Gates: NYC grad rates are good, but students not college-ready

SEATTLE — One of the most interesting parts of the Gates announcement (detailed more in this Ed Week story that just went up) is not the new direction the foundation is taking, but the conclusions it has drawn about its old direction, which leaders are criticizing for not focusing enough on what happens inside classrooms.

What does this mean for New York City, where the explosion of small high schools has been largely bankrolled by Gates funding — and where efforts to improve the public schools have been focused mainly on structure, not curriculum?

Bill Gates suggested that the New York City small schools have been an exception to the overall disappointing results of small school projects, noting that in 2006 the schools’ graduation rates at small schools were 18 percentage points higher than the citywide rate. Then he thanked Chancellor Joel Klein, who was in the audience, and Mayor Bloomberg, who was not, for working with the Gates Foundation.

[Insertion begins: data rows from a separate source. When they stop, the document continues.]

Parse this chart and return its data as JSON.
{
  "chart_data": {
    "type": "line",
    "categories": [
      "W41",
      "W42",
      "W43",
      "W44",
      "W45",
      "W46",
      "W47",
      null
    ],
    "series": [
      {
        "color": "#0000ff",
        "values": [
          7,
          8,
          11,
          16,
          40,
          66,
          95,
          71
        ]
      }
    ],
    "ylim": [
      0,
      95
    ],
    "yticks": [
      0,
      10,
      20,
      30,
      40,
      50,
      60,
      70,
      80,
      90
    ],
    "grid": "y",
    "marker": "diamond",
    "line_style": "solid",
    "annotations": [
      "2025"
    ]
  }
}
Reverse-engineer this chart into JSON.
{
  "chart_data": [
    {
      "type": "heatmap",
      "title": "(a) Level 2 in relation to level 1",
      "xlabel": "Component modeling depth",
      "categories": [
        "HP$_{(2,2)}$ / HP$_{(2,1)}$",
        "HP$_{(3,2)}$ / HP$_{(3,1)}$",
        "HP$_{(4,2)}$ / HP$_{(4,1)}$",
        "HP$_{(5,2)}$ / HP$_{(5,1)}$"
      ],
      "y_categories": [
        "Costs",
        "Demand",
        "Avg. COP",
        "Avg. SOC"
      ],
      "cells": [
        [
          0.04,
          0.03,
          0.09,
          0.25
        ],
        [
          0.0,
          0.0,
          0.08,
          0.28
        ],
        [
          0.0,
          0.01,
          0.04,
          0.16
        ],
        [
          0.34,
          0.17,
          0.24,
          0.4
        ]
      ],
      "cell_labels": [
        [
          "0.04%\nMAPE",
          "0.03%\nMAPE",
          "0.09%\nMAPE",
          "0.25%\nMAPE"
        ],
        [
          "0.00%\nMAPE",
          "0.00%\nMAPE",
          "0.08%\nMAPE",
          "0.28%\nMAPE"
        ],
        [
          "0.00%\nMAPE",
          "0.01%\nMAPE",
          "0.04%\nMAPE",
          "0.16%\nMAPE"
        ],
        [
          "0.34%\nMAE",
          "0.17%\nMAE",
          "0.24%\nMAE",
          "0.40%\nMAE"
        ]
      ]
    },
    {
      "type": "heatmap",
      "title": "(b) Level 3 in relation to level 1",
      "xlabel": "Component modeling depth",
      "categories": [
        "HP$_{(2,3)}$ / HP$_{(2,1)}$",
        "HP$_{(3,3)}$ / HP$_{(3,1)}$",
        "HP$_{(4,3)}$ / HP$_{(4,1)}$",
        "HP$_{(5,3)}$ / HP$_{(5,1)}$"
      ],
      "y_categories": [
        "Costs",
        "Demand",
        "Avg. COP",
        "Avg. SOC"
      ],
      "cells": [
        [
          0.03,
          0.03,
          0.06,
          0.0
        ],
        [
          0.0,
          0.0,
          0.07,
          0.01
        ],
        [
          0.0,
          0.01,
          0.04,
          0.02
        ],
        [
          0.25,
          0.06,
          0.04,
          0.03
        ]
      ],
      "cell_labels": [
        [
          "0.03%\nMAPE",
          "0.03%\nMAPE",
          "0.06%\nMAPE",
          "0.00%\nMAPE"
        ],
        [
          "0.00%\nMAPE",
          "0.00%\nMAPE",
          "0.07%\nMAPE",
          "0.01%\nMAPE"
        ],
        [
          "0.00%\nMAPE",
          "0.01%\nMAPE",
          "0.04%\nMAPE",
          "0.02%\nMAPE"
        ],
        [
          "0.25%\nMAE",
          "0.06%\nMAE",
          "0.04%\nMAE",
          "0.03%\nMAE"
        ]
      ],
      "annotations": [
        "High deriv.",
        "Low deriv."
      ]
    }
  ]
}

But just a few minutes later, Gates pointed out one major shortcoming of the New York City small schools: Students were just as unprepared for college as were students citywide. Less than 40% of graduates, he said, met the City University of New York’s standards for college readiness, giving them no appreciable advantage over graduates citywide. (I’m looking into what he’s referring to; my guess is that his evidence is the number of students who graduated with a full Regents diploma, versus the easier-to-attain local diploma.)

Later, announcing the foundation’s intention to improve teacher performance by exploring with merit-based pay systems, Bill Gates named three programs he sees as exemplary models — none of them New York City. (The three places were Denver, Prince George’s County, Maryland, and the charter school network Green Dot.)